PROLOTHERAPY FOR POST-FRACTURE REHAB AND PAIN
If you break your
wrist, you get a cast for six weeks. When your
cast comes off, your wrist feels awful. Then you get sent for two
months of wrist therapy. At the end of the therapy, the doctor
says your x-rays look good, but your wrist is still stiff, painful,
and the range of motion is not what it should be. The doctor
discharges you and says in a few months it will be fine. Well a few
months pass and your wrist is not fine.
What the doctor or physical therapist typically won't tell you is
that if you had a force hit your wrist strong enough to
fracture it,
you can be sure that your wrist
ligaments
were damaged. What is the
worst treatment for ligament repair? Immobility! So your wrist
ligaments were damaged and then you were immobilized in a cast for
six weeks, you can bet they still aren't healed.

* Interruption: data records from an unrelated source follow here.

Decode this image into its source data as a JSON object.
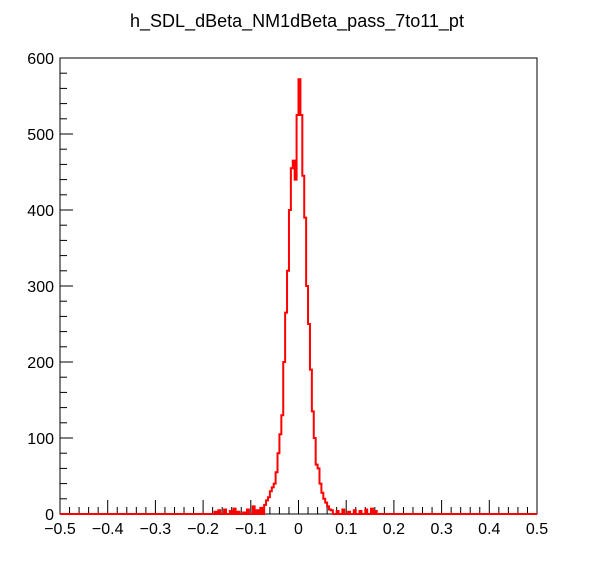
{
  "chart_data": {
    "type": "bar",
    "style": "step-histogram",
    "title": "h_SDL_dBeta_NM1dBeta_pass_7to11_pt",
    "xlabel": "",
    "ylabel": "",
    "xlim": [
      -0.5,
      0.5
    ],
    "ylim": [
      0,
      600
    ],
    "x_ticks": [
      -0.5,
      -0.4,
      -0.3,
      -0.2,
      -0.1,
      0,
      0.1,
      0.2,
      0.3,
      0.4,
      0.5
    ],
    "x_tick_labels": [
      "−0.5",
      "−0.4",
      "−0.3",
      "−0.2",
      "−0.1",
      "0",
      "0.1",
      "0.2",
      "0.3",
      "0.4",
      "0.5"
    ],
    "y_ticks": [
      0,
      100,
      200,
      300,
      400,
      500,
      600
    ],
    "y_tick_labels": [
      "0",
      "100",
      "200",
      "300",
      "400",
      "500",
      "600"
    ],
    "bin_width": 0.004,
    "series": [
      {
        "color": "#ff0000",
        "points": [
          [
            -0.176,
            3
          ],
          [
            -0.168,
            5
          ],
          [
            -0.156,
            6
          ],
          [
            -0.144,
            4
          ],
          [
            -0.136,
            7
          ],
          [
            -0.128,
            3
          ],
          [
            -0.116,
            2
          ],
          [
            -0.108,
            6
          ],
          [
            -0.096,
            10
          ],
          [
            -0.088,
            5
          ],
          [
            -0.08,
            8
          ],
          [
            -0.072,
            12
          ],
          [
            -0.068,
            18
          ],
          [
            -0.064,
            22
          ],
          [
            -0.06,
            30
          ],
          [
            -0.056,
            35
          ],
          [
            -0.052,
            40
          ],
          [
            -0.048,
            55
          ],
          [
            -0.044,
            80
          ],
          [
            -0.04,
            105
          ],
          [
            -0.036,
            130
          ],
          [
            -0.032,
            200
          ],
          [
            -0.028,
            265
          ],
          [
            -0.024,
            320
          ],
          [
            -0.02,
            400
          ],
          [
            -0.016,
            455
          ],
          [
            -0.012,
            465
          ],
          [
            -0.008,
            440
          ],
          [
            -0.004,
            525
          ],
          [
            0.0,
            572
          ],
          [
            0.004,
            525
          ],
          [
            0.008,
            445
          ],
          [
            0.012,
            390
          ],
          [
            0.016,
            300
          ],
          [
            0.02,
            250
          ],
          [
            0.024,
            190
          ],
          [
            0.028,
            135
          ],
          [
            0.032,
            100
          ],
          [
            0.036,
            65
          ],
          [
            0.04,
            60
          ],
          [
            0.044,
            40
          ],
          [
            0.048,
            28
          ],
          [
            0.052,
            20
          ],
          [
            0.056,
            15
          ],
          [
            0.06,
            10
          ],
          [
            0.064,
            6
          ],
          [
            0.068,
            5
          ],
          [
            0.08,
            4
          ],
          [
            0.092,
            6
          ],
          [
            0.104,
            3
          ],
          [
            0.116,
            5
          ],
          [
            0.128,
            4
          ],
          [
            0.14,
            6
          ],
          [
            0.152,
            7
          ],
          [
            0.16,
            4
          ]
        ]
      }
    ]
  }
}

In my opinion to heal the wrist ligaments the best bet is
Prolotherapy. This is
why someone who has a fracture of a bone should consider getting
Prolotherapy shortly after the cast is removed. This way the
post-fracture rehabilitation can be taking place at the same time as
the post-Prolotherapy wrist ligament repair. So at the end of two
months the person has a strong wrist with full range of motion. Negating the ligament part of wrist fracture care is why a lot of
patients have post fracture
wrist pain. This also explains why
other parts of the body, notably the foot/ankle (the lower extremity
equivalent to the hand/wrist), also is notorious for having
post-fracture symptoms including pain, stiffness, swelling, and
reduced range of motion.
Prolotherapy to the ligaments in an area
after a fracture is a good idea if the ligaments are very sore to
palpation. Perhaps some day in the future this will be the standard
of care, but until then remember if you or a loved one has had a
recent fracture, consider getting Prolotherapy to the ligaments in
the fracture site so post fracture symptoms don't develop.